The Control, Command, Communication, Computer, Quality and Intelligence Center — C5i for short — is located in the municipality of Zapotlán de Juárez, near the state capital, Pachuca.
Built on 36,836 square meters of land, the circular bunker has three different levels, two of which are underground, and the capacity to accommodate almost 300 employees.
The C5i will serve as the nerve center for the statewide security strategy known as Hidalgo Seguro (Safe Hidalgo).
The facility boasts a monitoring room with a video wall that can be divided into 510 separate screens.
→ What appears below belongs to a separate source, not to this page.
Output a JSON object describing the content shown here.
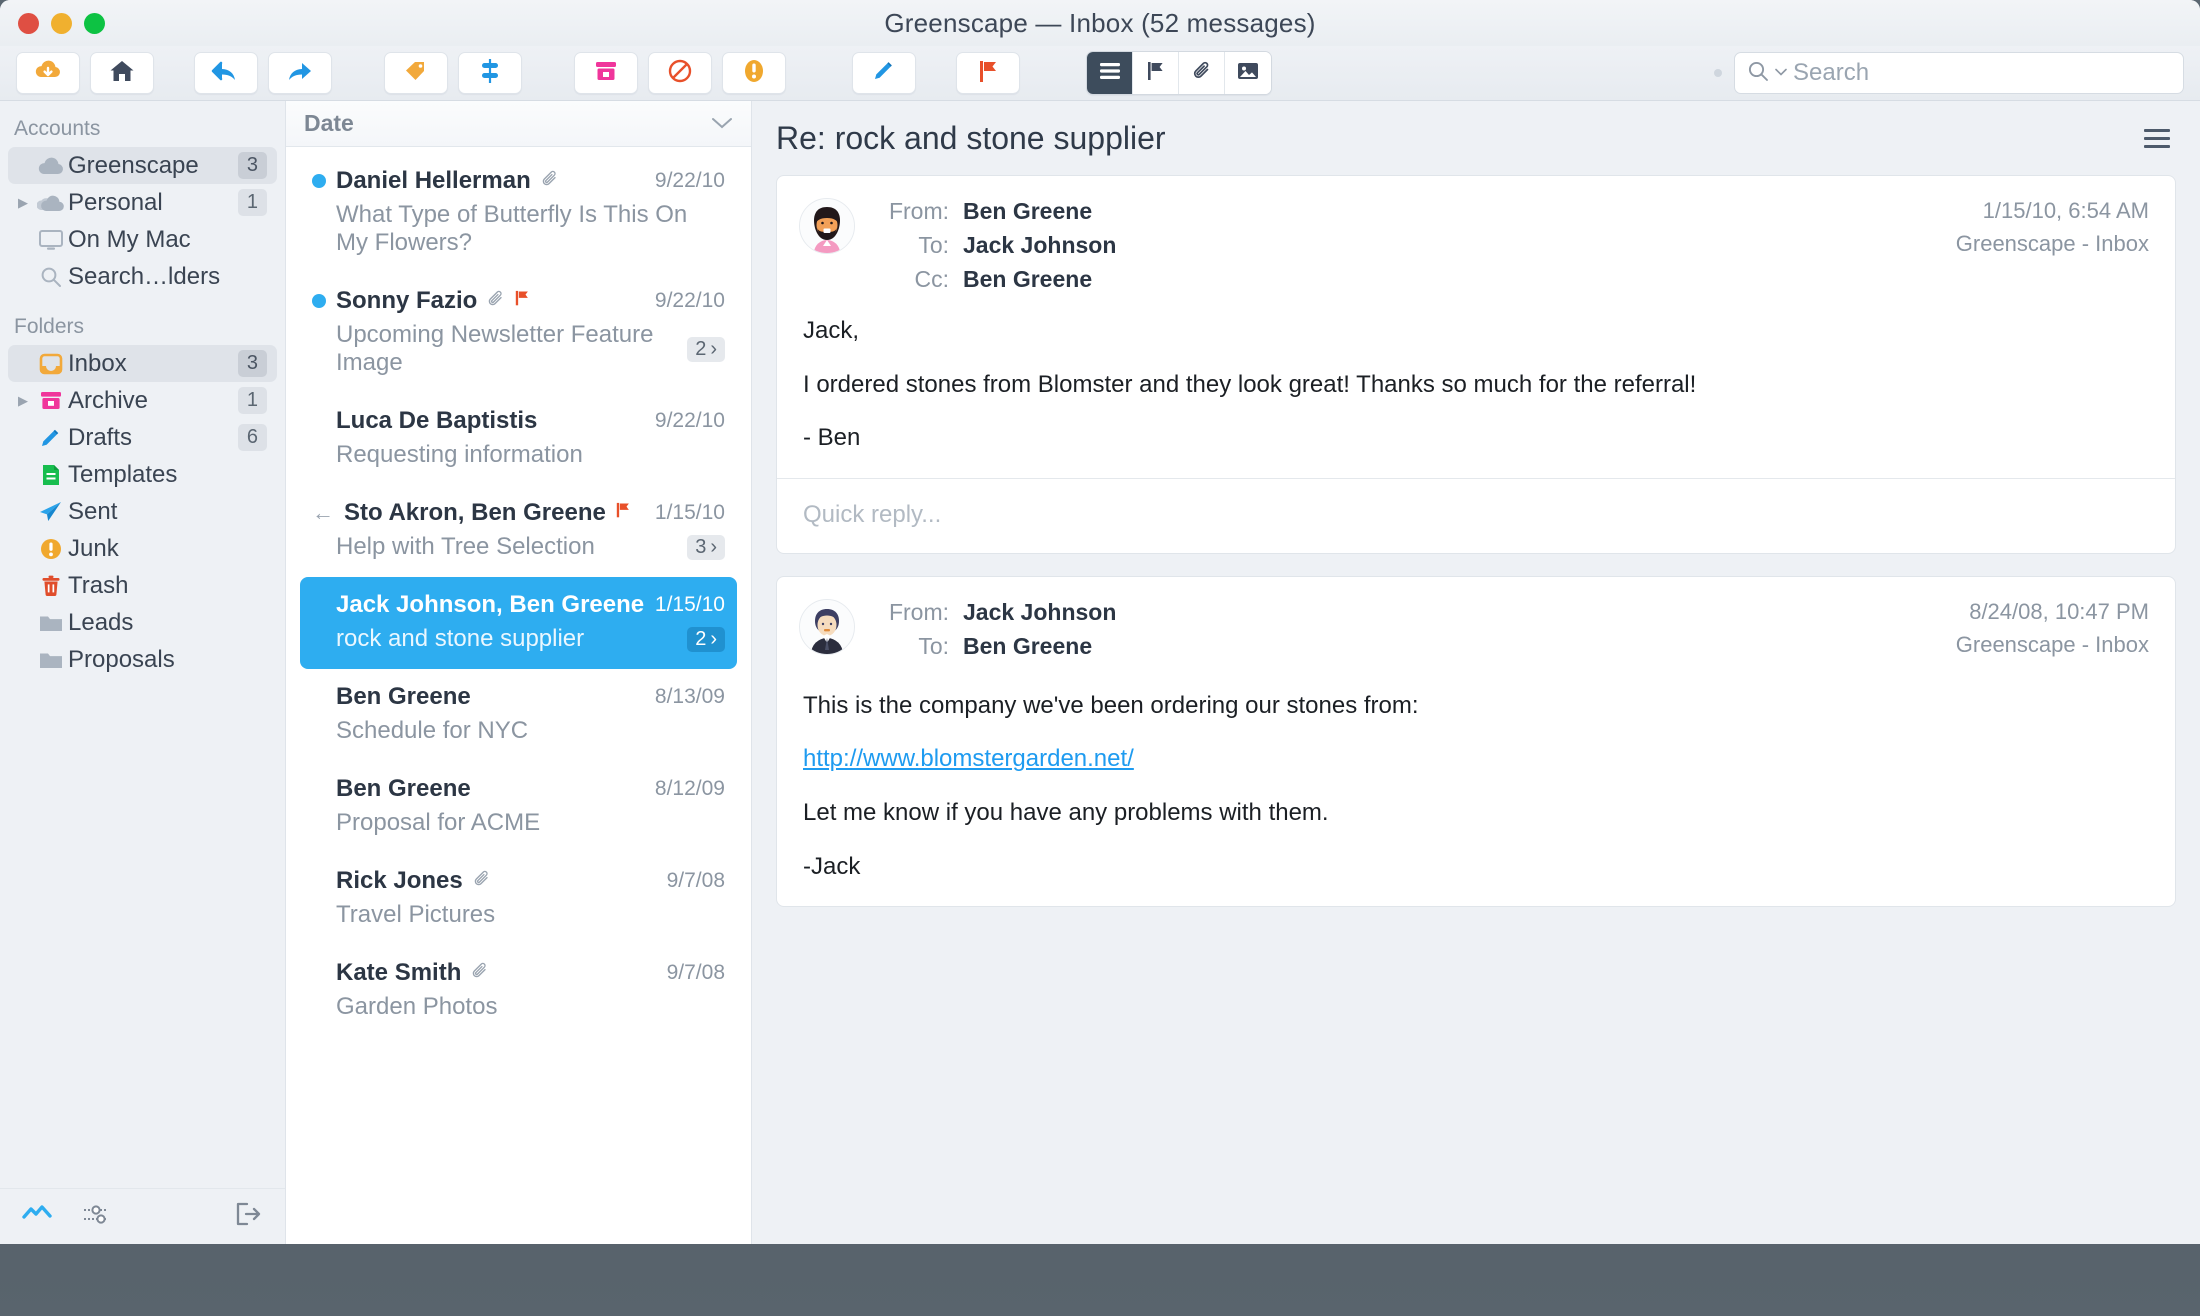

Security specialists will continually observe images sent to the center from more than 5,000 surveillance cameras located in different parts of Hidalgo.
They will notify police in cases of crime or emergency services when citizens require assistance.
The private sector has plans to install an additional 5,000 C5i-linked security cameras in Hidalgo to take the total to 10,000.
The center will also receive alerts from 1,255 panic buttons strategically-positioned in different parts of the state and 30,000 community alarms that have been installed in neighborhoods with high rates of crime.
In addition to state security personnel, officials from the federal Attorney General’s Office (FGR), the Federal Police, Civil Protection and a range of other agencies will also be stationed at the bunker, which has been described as having the appearance of a flying saucer or a Star Wars spaceship.
As part of wider efforts to combat insecurity in Hidalgo, where petroleum theft in particular is a problem, the state has put new camera-equipped police cars into service, 350 for state police and 143 for municipal forces.
Twenty new drones and a tactical aircraft are also supporting anti-crime operations in the central Mexican state.
The C5i replaces the C4 center, which at the start of Governor Omar Fayad’s administration in September 2016 was operating with just 64 cameras.
At yesterday’s inauguration, which President López Obrador also attended, Fayad said that the C5i has the “most sophisticated” information system of any security center in Latin America.
Although fuel theft is a problem, in which at least seven criminal organizations are engaged, the state hasn’t seen anywhere near the levels of violence in Guanajuato, where the crime is believed to be behind much of the violence that made that state the deadliest in Mexico last year.
In contrast, Hidalgo recorded the third lowest per-capita homicide rate in Mexico last year behind only Yucatán and Aguascalientes.